3. Replace busywork with purpose-built tools

Founders often drown in low-value administrative decisions, including chasing invoices, reconciling expenses, and reconciling information between disconnected tools. This is where technology, increasingly including AI, should step in. The right tools narrow the daily decision surface area. They answer “who owes me money,” surface cash-flow gaps (and solutions)before payroll, and automate reminders instead of forcing awkward follow-ups and lost dollars. When trustworthy AI is used to handle rote tasks, embedded thoughtfully in the workflow, it reduces mental drag and frees attention for judgment, creativity, and relationships. Tool sprawl does the opposite. The goal isn’t more tech, it’s fewer, better-integrated systems that think with you, and act on your behalf, instead of demanding constant supervision and reconciliation.

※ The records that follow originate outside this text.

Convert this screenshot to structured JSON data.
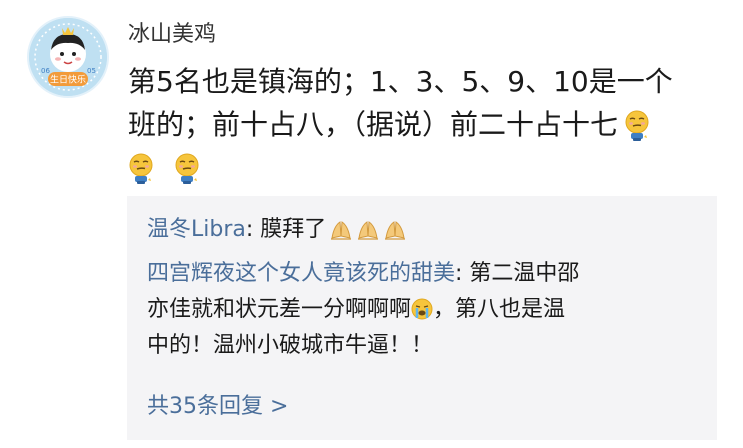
{
  "post": {
    "author": "冰山美鸡",
    "avatar_badge": "生日快乐",
    "avatar_left_text": "06",
    "avatar_right_text": "05",
    "text_lines": [
      "第5名也是镇海的；1、3、5、9、10是一个",
      "班的；前十占八，（据说）前二十占十七"
    ],
    "trailing_emoji": "smirk-emoji"
  },
  "comments": [
    {
      "name": "温冬Libra",
      "sep": ": ",
      "text": "膜拜了",
      "emoji": "pray-emoji"
    },
    {
      "name": "四宫辉夜这个女人竟该死的甜美",
      "sep": ": ",
      "line1_text": "第二温中邵",
      "line2_text_a": "亦佳就和状元差一分啊啊啊",
      "line2_text_b": "，第八也是温",
      "line3_text": "中的！温州小破城市牛逼！！",
      "emoji": "crying-emoji"
    }
  ],
  "more_replies": "共35条回复 >",
  "colors": {
    "link_blue": "#4a6e9a",
    "comment_bg": "#f4f4f6",
    "text": "#1a1a1a"
  }
}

REDEFINE WHAT GROWTH FEELS LIKE

Sustainable growth has a feeling. It feels like measured confidence, not adrenaline; like saying no without spiraling; like knowing your cash position without opening five tabs; and like going to bed without replaying every decision you made that day. Entrepreneurship will always involve risk and hard work. But unnecessary cognitive suffering isn’t a prerequisite for success.

When I helped scale mental health support to millions, the breakthrough was normalizing setting limits, designing around them, and making it simple to seek support before a crisis. Small-business leadership deserves the same reframing. Because the payoff isn’t abstract. Calmer leaders make clearer calls. Clearer calls build steadier teams. And steadier teams deliver better client experiences and better businesses.

That’s the kind of growth that compounds without breaking the person building it.

Leslie Witt is chief product officer of 8am.